Key Developments and Industry Reactions
- •Coinbase denies White House pressure and says talks continue to adjust the CLARITY Act with banks ongoing policy.
- •Stablecoin yield limits drive division as crypto firms warn rules may favor banks over consumers nationwide impact.
- •Lawmakers delay markup as lobbying and deposit risk concerns slow agreement on the crypto market bill process now.

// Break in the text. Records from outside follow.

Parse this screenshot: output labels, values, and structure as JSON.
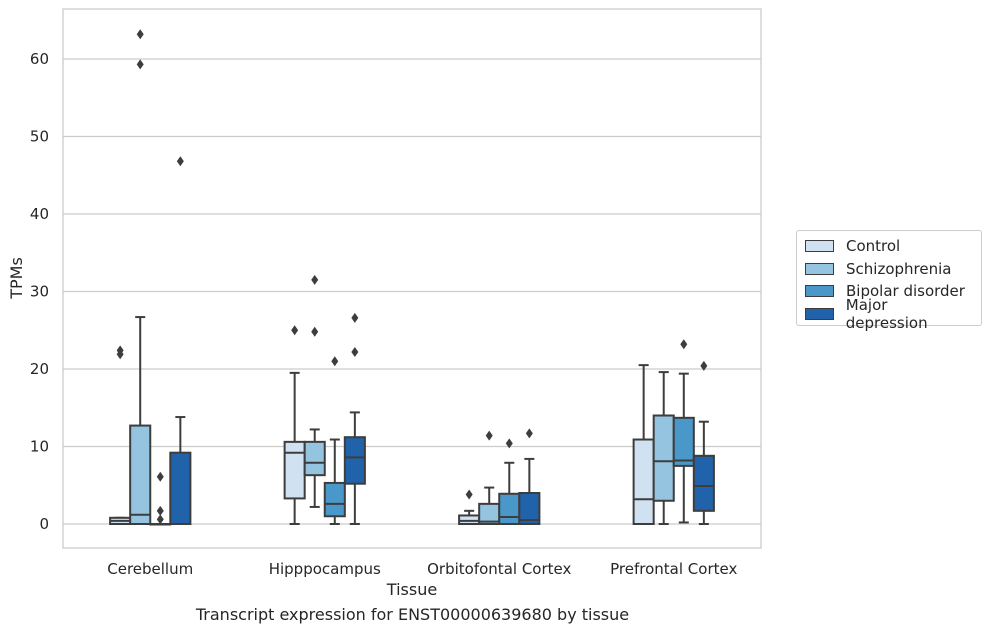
{
  "chart_data": {
    "type": "box",
    "title": "Transcript expression for ENST00000639680 by tissue",
    "xlabel": "Tissue",
    "ylabel": "TPMs",
    "ylim": [
      -3,
      66
    ],
    "yticks": [
      0,
      10,
      20,
      30,
      40,
      50,
      60
    ],
    "grid": "horizontal",
    "legend_position": "right",
    "categories": [
      "Cerebellum",
      "Hipppocampus",
      "Orbitofontal Cortex",
      "Prefrontal Cortex"
    ],
    "series": [
      {
        "name": "Control",
        "color": "#d0e1f2",
        "boxes": [
          {
            "min": 0.0,
            "q1": 0.0,
            "median": 0.4,
            "q3": 0.8,
            "max": 0.8,
            "outliers": [
              22.4,
              21.9
            ]
          },
          {
            "min": 0.0,
            "q1": 3.3,
            "median": 9.2,
            "q3": 10.6,
            "max": 19.5,
            "outliers": [
              25.0
            ]
          },
          {
            "min": 0.0,
            "q1": 0.0,
            "median": 0.4,
            "q3": 1.1,
            "max": 1.7,
            "outliers": [
              3.8
            ]
          },
          {
            "min": 0.0,
            "q1": 0.0,
            "median": 3.2,
            "q3": 10.9,
            "max": 20.5,
            "outliers": []
          }
        ]
      },
      {
        "name": "Schizophrenia",
        "color": "#94c4df",
        "boxes": [
          {
            "min": 0.0,
            "q1": 0.0,
            "median": 1.2,
            "q3": 12.7,
            "max": 26.7,
            "outliers": [
              63.2,
              59.3
            ]
          },
          {
            "min": 2.2,
            "q1": 6.3,
            "median": 7.9,
            "q3": 10.6,
            "max": 12.2,
            "outliers": [
              31.5,
              24.8
            ]
          },
          {
            "min": 0.0,
            "q1": 0.0,
            "median": 0.3,
            "q3": 2.6,
            "max": 4.7,
            "outliers": [
              11.4
            ]
          },
          {
            "min": 0.0,
            "q1": 3.0,
            "median": 8.1,
            "q3": 14.0,
            "max": 19.6,
            "outliers": []
          }
        ]
      },
      {
        "name": "Bipolar disorder",
        "color": "#4a98c9",
        "boxes": [
          {
            "min": 0.0,
            "q1": 0.0,
            "median": 0.0,
            "q3": 0.0,
            "max": 0.0,
            "outliers": [
              6.1,
              1.7,
              0.6
            ]
          },
          {
            "min": 0.0,
            "q1": 1.0,
            "median": 2.6,
            "q3": 5.3,
            "max": 10.9,
            "outliers": [
              21.0
            ]
          },
          {
            "min": 0.0,
            "q1": 0.0,
            "median": 0.9,
            "q3": 3.9,
            "max": 7.9,
            "outliers": [
              10.4
            ]
          },
          {
            "min": 0.2,
            "q1": 7.5,
            "median": 8.2,
            "q3": 13.7,
            "max": 19.4,
            "outliers": [
              23.2
            ]
          }
        ]
      },
      {
        "name": "Major depression",
        "color": "#2163aa",
        "boxes": [
          {
            "min": 0.0,
            "q1": 0.0,
            "median": 0.0,
            "q3": 9.2,
            "max": 13.8,
            "outliers": [
              46.8
            ]
          },
          {
            "min": 0.0,
            "q1": 5.2,
            "median": 8.6,
            "q3": 11.2,
            "max": 14.4,
            "outliers": [
              26.6,
              22.2
            ]
          },
          {
            "min": 0.0,
            "q1": 0.0,
            "median": 0.5,
            "q3": 4.0,
            "max": 8.4,
            "outliers": [
              11.7
            ]
          },
          {
            "min": 0.0,
            "q1": 1.7,
            "median": 4.9,
            "q3": 8.8,
            "max": 13.2,
            "outliers": [
              20.4
            ]
          }
        ]
      }
    ]
  }
}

Coinbase leadership has rejected claims that the White House plans to withdraw backing for the CLARITY Act. The denial comes as negotiations around the stalled crypto market structure bill continue in Washington. The legislation has triggered sharp debate across the digital asset sector, banks, and policymakers. Policymakers have stalled formal measures as the negotiations try to overcome the deep rifts.
The CLARITY Act is supposed to clarify the regulations of crypto markets, stablecoins, and decentralized finance. Though, new draft wording created panic in major sections of the industry. Consequently, Coinbase pulled out its support earlier this week. The move contributed to the speculation of a strained relationship with the Trump administration, which Coinbase leadership denied.
White House Engagement and Ongoing Talks
Coinbase leadership stated that the administration has remained engaged throughout the process. The White House has encouraged discussions between crypto firms and banks. These talks focus on resolving concerns tied to banking interests and consumer protections. Coinbase is now working on several policy ideas designed to support community banks.
The talks are still ongoing with the industry members trying to find the middle ground. The administration has not publicly indicated an abandonment of the bill. On the contrary, leaders have accentuated cooperation and concession. This strategy has eased the market talk of a wider political collapse.
Meanwhile, the Senate Banking Committee delayed the planned markup of the bill. Lawmakers opted to allow more time for revisions. The delay reflects the complexity of aligning financial innovation with existing banking frameworks.
Industry Split Over Stablecoin Yield Rules
The sharpest conflict centers on stablecoin yield distribution. The latest draft bars companies from sharing yield with customers. Many crypto executives argue this provision favors banks. They say it limits consumer returns and restricts competition.
Critics also warn that the restriction could weaken decentralized finance. They believe it undermines tokenized stock trading and related services. Supporters of the bill counter that it brings regulatory clarity. They argue that some limits are necessary for stability.
This divide has fractured industry consensus. Some executives view the bill as progress despite flaws. Others consider it harmful to innovation and consumers. The disagreement has slowed momentum and complicated negotiations.
Banking Concerns and Political Pressure
Banking leaders have raised concerns about deposit flight. Some estimate that yield-generating stablecoins could pull trillions from traditional banks. That shift could strain liquidity and reduce lending capacity. Smaller and midsize businesses could feel the impact first.
These warnings have intensified lobbying efforts. Critics argue that banks are protecting their margins. They say lobbying pressure influences restrictions on crypto yields. This narrative has gained traction among crypto advocates.
Public debate has also expanded online. Prominent investors have criticized lawmakers for accepting limits that favor banks. They claim financial policy increasingly reflects banking priorities over consumer benefits.
Timeline Uncertainty and Path Forward
Despite tensions, industry leaders expect movement soon. Some executives predict a revised markup within weeks. Optimism stems from recent discussions with senators and staff. Others urge patience and compromise to secure progress.
The bill’s future remains uncertain. Negotiators continue refining language to address industry concerns. The outcome will shape crypto regulation and banking competition in the United States.